Je m’inquiétais de ce qui allait survenir. Qu’allaient faire les gens de rien après avoir écouté les prêches du père Veron ? Ils s’étaient déjà rassemblés autour de la Croix de Gastine. Ils avaient molesté des soldats du roi, commencé à piller des boutiques, tenté de mettre le feu à des maisons de huguenots, sur le pont Notre-Dame, ainsi, qu’à celle qu’on appelait du Marteau-d’Or.

Les mains croisées devant la bouche, la tête penchée, le père Verdini restait silencieux.

Cela faisait seulement quelques jours qu’il était arrivé à Paris, envoyé par Sa Sainteté Pie V pour essayer d’empêcher ce mariage funeste que Catherine de Médicis voulait conclure entre sa fille, Marguerite de Valois, et le roi de Navarre, ce huguenot de Henri le Béarnais, Bourbon par son ascendance et appartenant donc à l’une des familles régnantes de France.

Sarmiento était indigné.

Il arpentait la pièce, les bras repliés sur la poitrine, les mains enserrant ses épaules. Il me donnait l’impression d’être une boule de muscles et de colère qui parfois s’immobilisait, nous regardait, tendait le bras vers le père Verdini ou Enguerrand de Mons, les prenant à témoin. Puis il croisait à nouveau les bras et décrivait un cercle autour de moi comme s’il avait voulu m’emprisonner, m’empêcher de fuir les propos qu’il assénait d’une voix tranchante.

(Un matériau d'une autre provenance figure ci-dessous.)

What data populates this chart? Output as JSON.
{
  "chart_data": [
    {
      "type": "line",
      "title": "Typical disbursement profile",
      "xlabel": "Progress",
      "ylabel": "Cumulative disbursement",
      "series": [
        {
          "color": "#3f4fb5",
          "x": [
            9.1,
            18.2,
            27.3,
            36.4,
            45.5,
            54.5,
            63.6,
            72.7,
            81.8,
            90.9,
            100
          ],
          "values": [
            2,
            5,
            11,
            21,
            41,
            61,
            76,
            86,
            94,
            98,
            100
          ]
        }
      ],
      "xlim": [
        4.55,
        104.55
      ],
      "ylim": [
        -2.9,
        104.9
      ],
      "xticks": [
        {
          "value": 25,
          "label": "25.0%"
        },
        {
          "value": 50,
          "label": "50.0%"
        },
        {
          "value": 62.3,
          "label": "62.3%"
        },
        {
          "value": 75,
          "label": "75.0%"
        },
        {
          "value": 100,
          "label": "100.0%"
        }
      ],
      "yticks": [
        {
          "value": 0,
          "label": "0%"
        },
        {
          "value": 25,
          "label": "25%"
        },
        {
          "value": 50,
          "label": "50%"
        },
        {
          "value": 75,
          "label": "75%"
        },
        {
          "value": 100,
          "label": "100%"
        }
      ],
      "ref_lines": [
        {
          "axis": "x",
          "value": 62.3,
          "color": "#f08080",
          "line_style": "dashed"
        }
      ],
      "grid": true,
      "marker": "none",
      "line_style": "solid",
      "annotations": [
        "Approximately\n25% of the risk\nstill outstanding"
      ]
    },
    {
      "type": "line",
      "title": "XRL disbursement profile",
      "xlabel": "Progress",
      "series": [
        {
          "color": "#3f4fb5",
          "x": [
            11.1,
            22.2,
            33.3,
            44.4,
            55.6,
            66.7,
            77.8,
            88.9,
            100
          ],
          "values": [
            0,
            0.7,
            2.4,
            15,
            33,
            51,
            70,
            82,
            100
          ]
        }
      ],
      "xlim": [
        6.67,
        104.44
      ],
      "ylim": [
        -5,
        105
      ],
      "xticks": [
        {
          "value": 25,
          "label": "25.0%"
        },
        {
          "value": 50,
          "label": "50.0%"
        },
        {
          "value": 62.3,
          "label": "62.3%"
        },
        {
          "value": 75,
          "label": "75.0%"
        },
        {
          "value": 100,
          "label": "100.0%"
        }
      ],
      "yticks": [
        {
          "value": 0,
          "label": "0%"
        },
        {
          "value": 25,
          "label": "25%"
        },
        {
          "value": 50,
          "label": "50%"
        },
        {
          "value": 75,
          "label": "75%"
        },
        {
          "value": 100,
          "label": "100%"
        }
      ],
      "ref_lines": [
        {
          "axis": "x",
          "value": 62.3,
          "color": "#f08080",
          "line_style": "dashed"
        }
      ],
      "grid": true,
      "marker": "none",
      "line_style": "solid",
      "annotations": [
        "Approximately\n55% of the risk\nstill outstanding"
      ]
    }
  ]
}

Personne, disait-il, à part lui et le souverain d’Espagne auquel il envoyait chaque jour un courrier, ne mesurait l’étendue du complot qui se tramait ici, à la cour de France, contre l’Espagne et la sainte Église.

Le royaume, si les conspirateurs huguenots l’emportaient, risquait de sombrer dans l’hérésie, à l’instar de celui d’Angleterre.